Весь мир говорит об английском хладнокровии, о чопорности и способности «держать лицо». Но так ли это все на самом деле?
Разбирая исторические факты, мне приходилось сталкиваться с тем, что у британцев не все так однозначно. И даже в самую «строгую» викторианскую эпоху люди на острове отрывались, как могли!
Город «бабочек»
В чопорном Лондоне викторианской эпохи было 3323 «веселых дома». Такие данные следуют из полицейского протокола 1841 года. А со временем их стало еще больше… Занятых в древнейшей профессии в то же самое время было 9948 человек.
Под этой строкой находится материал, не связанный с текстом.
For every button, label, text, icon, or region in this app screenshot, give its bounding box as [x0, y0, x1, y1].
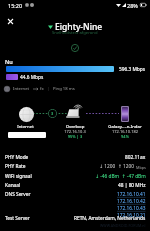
button[interactable]: Kanaal [5, 182, 146, 189]
staticText: 44.6 Mbps [20, 74, 44, 81]
button[interactable]: Close [3, 14, 17, 28]
staticText: Test Server [5, 215, 30, 222]
staticText: 95% | 3 [57, 134, 93, 139]
staticText: ↓ -46 dBm ↑ -47 dBm [95, 173, 146, 180]
staticText: Ping 18 ms [53, 86, 75, 92]
staticText: 172.16.10.43 [117, 205, 146, 212]
staticText: RETN, Amsterdam, Netherlands [74, 215, 146, 222]
staticText: 3 [51, 111, 54, 116]
staticText: DNS Server [5, 191, 31, 198]
staticText: Kanaal [5, 182, 21, 189]
staticText: Galaxy-...n-Indar [102, 123, 148, 129]
staticText: Snelheidstest afgerond [52, 30, 98, 36]
staticText: Eighty-Nine [55, 21, 103, 33]
staticText: 172.16.10.42 [117, 198, 146, 205]
button[interactable]: DNS Server [5, 191, 146, 219]
staticText: Nu [5, 58, 13, 65]
staticText: ↓ 1200 ↑ 1200 [99, 163, 136, 170]
staticText: Overloop [57, 123, 93, 129]
staticText: 94% [102, 134, 148, 139]
staticText: Internet [12, 123, 39, 129]
staticText: fx [40, 86, 44, 92]
staticText: 172.16.10.182 [102, 129, 148, 134]
staticText: 802.11ax [125, 154, 146, 161]
button[interactable]: Test Server [5, 215, 146, 222]
staticText: Internet [13, 86, 30, 92]
staticText: 172.16.10.21 [117, 212, 146, 219]
staticText: PHY Mode [5, 154, 29, 161]
staticText: WWW.ANDROID-FORUM.nl [100, 223, 146, 228]
staticText: 28% [127, 2, 138, 9]
staticText: 172.16.10.3 [57, 129, 93, 134]
button[interactable]: PHY Rate [5, 163, 146, 170]
staticText: 596.3 Mbps [119, 66, 146, 73]
staticText: 15:20 [8, 2, 23, 9]
staticText: Mbps [136, 165, 146, 170]
button[interactable]: WiFi signaal [5, 173, 146, 180]
staticText: 48 | 80 MHz [118, 182, 146, 189]
staticText: WiFi signaal [5, 173, 32, 180]
staticText: | [47, 86, 50, 92]
staticText: 172.16.10.41 [117, 191, 146, 198]
staticText: PHY Rate [5, 163, 26, 170]
button[interactable]: PHY Mode [5, 154, 146, 161]
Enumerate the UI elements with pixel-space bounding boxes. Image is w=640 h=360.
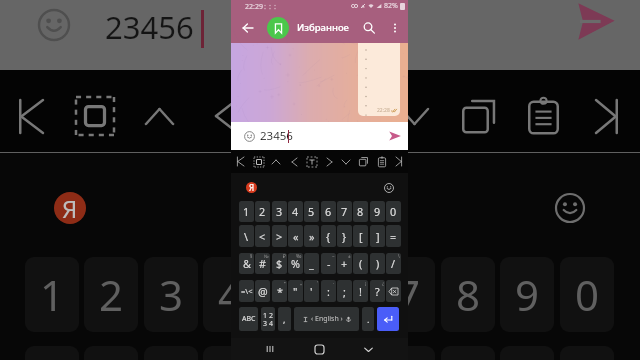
- button[interactable]: [386, 280, 401, 302]
- button[interactable]: ,: [278, 307, 291, 331]
- button[interactable]: Select all: [250, 150, 267, 173]
- staticText: 22:28: [377, 107, 390, 114]
- button[interactable]: «: [288, 225, 303, 247]
- button[interactable]: 3: [272, 201, 287, 222]
- staticText: /: [391, 256, 396, 271]
- button[interactable]: Enter: [377, 307, 399, 331]
- staticText: [: [359, 229, 363, 244]
- button[interactable]: 9: [370, 201, 385, 222]
- button[interactable]: <: [255, 225, 270, 247]
- staticText: 8: [456, 266, 481, 323]
- staticText: #: [259, 256, 266, 271]
- staticText: {: [326, 229, 331, 244]
- button[interactable]: :: [321, 280, 336, 302]
- staticText: 9: [374, 204, 381, 219]
- staticText: ': [310, 284, 313, 299]
- button[interactable]: »: [304, 225, 319, 247]
- staticText: ?: [375, 284, 380, 299]
- button[interactable]: Move left: [286, 150, 303, 173]
- button[interactable]: Emoji: [383, 182, 394, 193]
- button[interactable]: Select text: [303, 150, 320, 173]
- button[interactable]: $: [272, 253, 287, 274]
- button[interactable]: Move to start: [232, 150, 249, 173]
- button[interactable]: 4: [288, 201, 303, 222]
- staticText: 82%: [384, 1, 398, 11]
- button[interactable]: *: [272, 280, 287, 302]
- button[interactable]: Back: [237, 17, 258, 38]
- staticText: ]: [376, 229, 380, 244]
- button[interactable]: #: [255, 253, 270, 274]
- button[interactable]: Home: [309, 338, 329, 360]
- button[interactable]: Copy: [355, 150, 372, 173]
- button[interactable]: ‹ English ›: [294, 307, 359, 331]
- button[interactable]: [: [353, 225, 368, 247]
- button[interactable]: Move down: [337, 150, 354, 173]
- staticText: »: [309, 229, 315, 244]
- button[interactable]: 8: [353, 201, 368, 222]
- button[interactable]: }: [337, 225, 352, 247]
- staticText: \: [244, 229, 249, 244]
- button[interactable]: Send: [386, 127, 404, 145]
- button[interactable]: =\<: [239, 280, 254, 302]
- staticText: ·: [333, 280, 335, 286]
- staticText: 1: [40, 266, 65, 323]
- button[interactable]: (: [353, 253, 368, 274]
- staticText: =\<: [241, 286, 253, 296]
- button[interactable]: 1 2 3 4: [261, 307, 275, 331]
- button[interactable]: 0: [386, 201, 401, 222]
- button[interactable]: =: [386, 225, 401, 247]
- button[interactable]: &: [239, 253, 254, 274]
- staticText: Я: [249, 182, 255, 193]
- button[interactable]: -: [321, 253, 336, 274]
- button[interactable]: Move right: [321, 150, 338, 173]
- staticText: ¡: [365, 280, 367, 286]
- staticText: (: [359, 256, 363, 271]
- button[interactable]: Yandex: [246, 182, 257, 193]
- button[interactable]: @: [255, 280, 270, 302]
- button[interactable]: ': [304, 280, 319, 302]
- button[interactable]: Emoji: [241, 128, 257, 144]
- staticText: ,: [283, 313, 286, 325]
- button[interactable]: .: [362, 307, 374, 331]
- staticText: !: [359, 284, 362, 299]
- button[interactable]: 2: [255, 201, 270, 222]
- button[interactable]: \: [239, 225, 254, 247]
- staticText: №: [264, 253, 269, 259]
- staticText: Избранное: [297, 21, 349, 34]
- staticText: ‹ English ›: [311, 314, 343, 324]
- button[interactable]: Move up: [267, 150, 284, 173]
- button[interactable]: ]: [370, 225, 385, 247]
- staticText: §: [250, 253, 253, 259]
- button[interactable]: {: [321, 225, 336, 247]
- button[interactable]: ): [370, 253, 385, 274]
- button[interactable]: ;: [337, 280, 352, 302]
- staticText: ABC: [242, 314, 256, 324]
- staticText: 1: [243, 204, 250, 219]
- button[interactable]: _: [304, 253, 319, 274]
- button[interactable]: More options: [386, 19, 404, 37]
- button[interactable]: Hide keyboard: [358, 338, 378, 360]
- button[interactable]: ABC: [239, 307, 258, 331]
- button[interactable]: Search: [358, 17, 379, 38]
- button[interactable]: /: [386, 253, 401, 274]
- button[interactable]: %: [288, 253, 303, 274]
- staticText: =: [390, 229, 397, 244]
- button[interactable]: 1: [239, 201, 254, 222]
- button[interactable]: +: [337, 253, 352, 274]
- button[interactable]: 7: [337, 201, 352, 222]
- button[interactable]: ?: [370, 280, 385, 302]
- button[interactable]: Paste: [373, 150, 390, 173]
- button[interactable]: Move to end: [390, 150, 407, 173]
- staticText: 7: [396, 266, 421, 323]
- staticText: $: [276, 256, 283, 271]
- button[interactable]: Recents: [260, 338, 280, 360]
- button[interactable]: 5: [304, 201, 319, 222]
- staticText: Я: [62, 192, 78, 224]
- button[interactable]: >: [272, 225, 287, 247]
- button[interactable]: !: [353, 280, 368, 302]
- button[interactable]: ": [288, 280, 303, 302]
- button[interactable]: 6: [321, 201, 336, 222]
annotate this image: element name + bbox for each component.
И пусть вас не смущает эта цифра! Полицейские провели работу добросовестно: они посчитали даже те дома, в которых жила одна женщина и она же предоставляла свои услуги.
На самом деле, это были только официальные данные. То есть, подлинное число женщин, вовлеченных в профессию, было куда больше. По разным подсчетам их число могло достигать 80 тысяч человек. Самым «краснофонарным» районом считался Сплитлфилдс.
Сейчас это модное богемное место, где любят открывать магазинчики с украшениями ручной работы и художественные галереи. Поблизости, в Уайтчепел, тоже можно было нескучно провести время.
В данных за 1867 год число девушек «вольной профессии» стало уже – официально – двенадцать тысяч. И среди них не было ни одной, кто получил бы хорошее образование! Примерно десятая часть из девушек не умела читать и писать вообще, и столько же – с трудом разбирали буквы.
Многие из них подвергались арестам за незаконную деятельность и даже… убийство. Дело в том, что у них рождались дети, которых старались как можно скорее спрятать – отправляли на содержание кормилицам или родственникам, если те проявляли такое желание.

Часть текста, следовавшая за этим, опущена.